Des directives européennes transposées par voie d’ordonnance
Les députés ont enfin voté sans modification l’article 32 du projet de loi Macron, qui autorise le gouvernement à transposer par voie d’ordonnance deux directives européennes :
- La directive 2014/53/UE relative à l’harmonisation des législations des États membres concernant la mise à disposition sur le marché d’équipements radioélectriques. C’est ce texte qui prévoit (entre autres) la mise en place de chargeurs universels pour les téléphones portables.
- La directive 2014/61/UE portant des mesures visant à réduire le coût du déploiement de réseaux de communications électroniques à haut débit.
Ces ordonnances devront être prises dans un délai de neuf mois suivant la promulgation du texte porté par le ministre de l’Économie. Elles pourront également consister en un toilettage du Code des postes et des communications électroniques, l’exécutif étant habilité à en supprimer par la même occasion « les dispositions inadaptées ou obsolètes, notamment celles relatives aux servitudes radioélectriques bénéficiant aux opérateurs de communications électroniques ».

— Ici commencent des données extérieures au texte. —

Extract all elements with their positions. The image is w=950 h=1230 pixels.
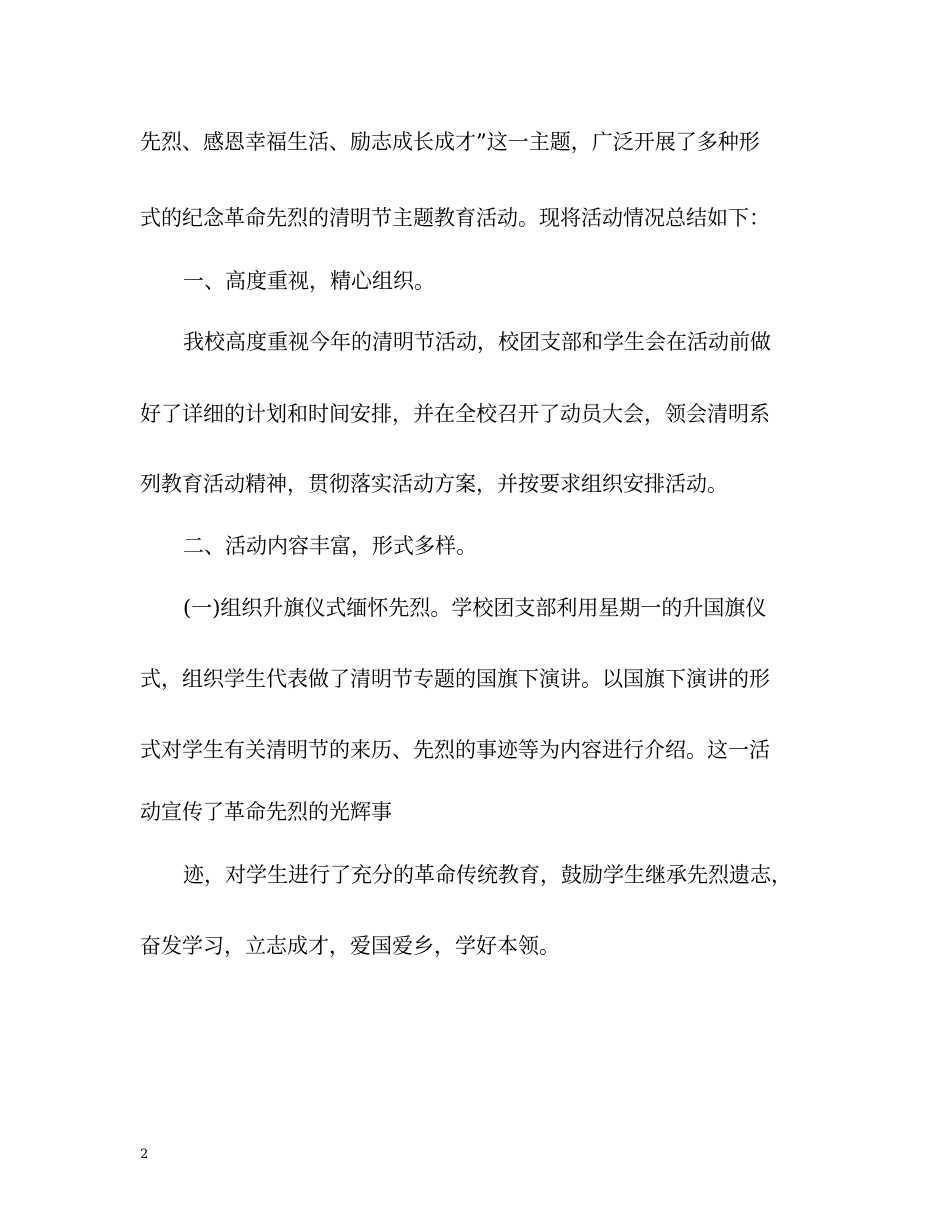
body-text-line: 先烈、感恩幸福生活、励志成长成才”这一主题，广泛开展了多种形 (140, 130, 760, 154)
section-heading: 二、活动内容丰富，形式多样。 (183, 534, 477, 558)
body-text-line: 奋发学习，立志成才，爱国爱乡，学好本领。 (140, 934, 560, 958)
section-heading: 一、高度重视，精心组织。 (183, 269, 435, 293)
body-text-line: 动宣传了革命先烈的光辉事 (140, 800, 392, 824)
body-text-line: 式对学生有关清明节的来历、先烈的事迹等为内容进行介绍。这一活 (140, 738, 770, 762)
body-text-line: 迹，对学生进行了充分的革命传统教育，鼓励学生继承先烈遗志， (183, 863, 792, 887)
body-text-line: 好了详细的计划和时间安排，并在全校召开了动员大会，领会清明系 (140, 402, 770, 426)
page-number: 2 (140, 1147, 149, 1162)
body-text-line: (一)组织升旗仪式缅怀先烈。学校团支部利用星期一的升国旗仪 (183, 596, 767, 620)
body-text-line: 我校高度重视今年的清明节活动，校团支部和学生会在活动前做 (183, 330, 771, 354)
body-text-line: 列教育活动精神，贯彻落实活动方案，并按要求组织安排活动。 (140, 472, 728, 496)
body-text-line: 式，组织学生代表做了清明节专题的国旗下演讲。以国旗下演讲的形 (140, 667, 770, 691)
body-text-line: 式的纪念革命先烈的清明节主题教育活动。现将活动情况总结如下： (140, 206, 770, 230)
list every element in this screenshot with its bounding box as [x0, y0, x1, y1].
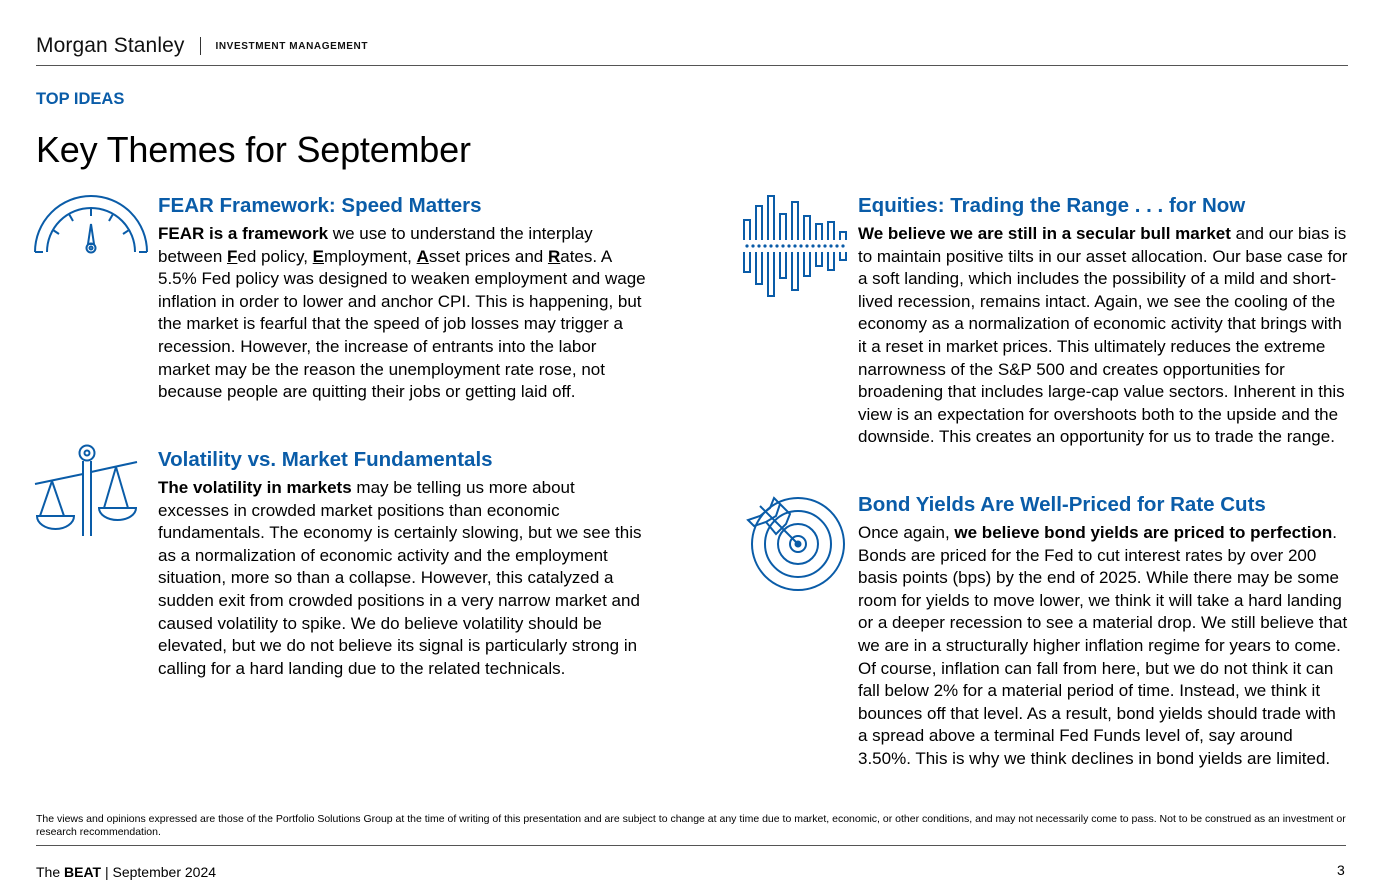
fear-text-5: ates. A 5.5% Fed policy was designed to weaken employment and wage inflation in order to lower and anchor CPI. This is happening, but the market is fearful that the speed of job losses may trigger a recession. However, the increase of entrants into the labor market may be the reason the unemployment rate rose, not because people are quitting their jobs or getting laid off. [158, 246, 646, 402]
fear-letter-e: E [312, 246, 325, 266]
header-divider [200, 37, 201, 55]
fear-letter-r: R [547, 246, 561, 266]
bond-yields-body: . Bonds are priced for the Fed to cut interest rates by over 200 basis points (bps) by the end of 2025. While there may be some room for yields to move lower, we think it will take a hard landing or a deeper recession to see a material drop. We still believe that we are in a structurally higher inflation regime for years to come. Of course, inflation can fall from here, but we do not think it can fall below 2% for a material period of time. Instead, we think it bounces off that level. As a result, bond yields should trade with a spread above a terminal Fed Funds level of, say around 3.50%. This is why we think declines in bond yields are limited. [858, 523, 1348, 768]
brand-logo: Morgan Stanley [36, 34, 185, 57]
fear-framework-heading: FEAR Framework: Speed Matters [158, 194, 482, 217]
fear-text-4: sset prices and [428, 246, 548, 266]
bond-yields-pre: Once again, [858, 523, 955, 542]
target-arrow-icon [744, 490, 848, 594]
division-label: INVESTMENT MANAGEMENT [215, 40, 369, 52]
bond-yields-heading: Bond Yields Are Well-Priced for Rate Cuts [858, 493, 1266, 516]
volatility-text [158, 477, 648, 680]
bond-yields-lead: we believe bond yields are priced to perfection [954, 523, 1333, 542]
balance-scale-icon [34, 444, 140, 539]
page-title: Key Themes for September [36, 129, 471, 170]
bond-yields-section [858, 493, 1348, 771]
volatility-body: may be telling us more about excesses in crowded market positions than economic fundamentals. The economy is certainly slowing, but we see this as a normalization of economic activity and the employment situation, more so than a collapse. However, this catalyzed a sudden exit from crowded positions in a very narrow market and caused volatility to spike. We do believe volatility should be elevated, but we do not believe its signal is particularly strong in calling for a hard landing due to the related technicals. [158, 478, 642, 678]
fear-text-3: mployment, [324, 246, 417, 266]
equities-section [858, 194, 1348, 449]
bottom-rule [36, 845, 1346, 846]
footer-pre: The [36, 864, 65, 880]
volatility-heading: Volatility vs. Market Fundamentals [158, 448, 493, 471]
equities-lead: We believe we are still in a secular bull market [858, 224, 1231, 243]
header [36, 34, 368, 58]
disclaimer-text: The views and opinions expressed are those of the Portfolio Solutions Group at the time of writing of this presentation and are subject to change at any time due to market, economic, or other conditions, and may not necessarily come to pass. Not to be construed as an investment or research recommendation. [36, 813, 1346, 838]
footer-beat: BEAT [64, 864, 102, 880]
fear-lead: FEAR is a framework [158, 224, 329, 243]
fear-letter-a: A [416, 246, 429, 266]
fear-framework-text [158, 223, 648, 404]
section-kicker: TOP IDEAS [36, 90, 125, 108]
fear-text-2: ed policy, [237, 246, 313, 266]
speedometer-icon [32, 194, 150, 258]
page-number: 3 [1337, 862, 1345, 878]
fear-letter-f: F [227, 246, 238, 266]
range-bars-icon [740, 192, 850, 302]
equities-body: and our bias is to maintain positive tilts in our asset allocation. Our base case for a soft landing, which includes the possibility of a mild and short-lived recession, remains intact. Again, we see the cooling of the economy as a normalization of economic activity that brings with it a reset in market prices. This ultimately reduces the extreme narrowness of the S&P 500 and creates opportunities for broadening that includes large-cap value sectors. Inherent in this view is an expectation for overshoots both to the upside and the downside. This creates an opportunity for us to trade the range. [858, 224, 1348, 447]
equities-text [858, 223, 1348, 449]
equities-heading: Equities: Trading the Range . . . for Now [858, 194, 1246, 217]
fear-framework-section [158, 194, 648, 404]
volatility-lead: The volatility in markets [158, 478, 352, 497]
fear-text-1: we use to understand the interplay between [158, 224, 593, 266]
footer-publication [36, 864, 216, 880]
footer-date: | September 2024 [101, 864, 217, 880]
volatility-section [158, 448, 648, 680]
top-rule [36, 65, 1348, 66]
bond-yields-text [858, 522, 1348, 771]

Le vote de toutes ces dispositions s’ajoute au train de mesures votées depuis deux semaines par les députés, à commencer par la mise en Open Data du registre InfoGreffe ou des données de transport. Il faudra cependant que l’Assemblée nationale adopte ensuite le texte dans son ensemble, ce qui n’est pas encore gagné... Le projet de loi Macron partira ensuite au Sénat, tout en sachant que les deux chambres n’auront droit qu’à une seule lecture, le gouvernement ayant engagé une procédure d’urgence.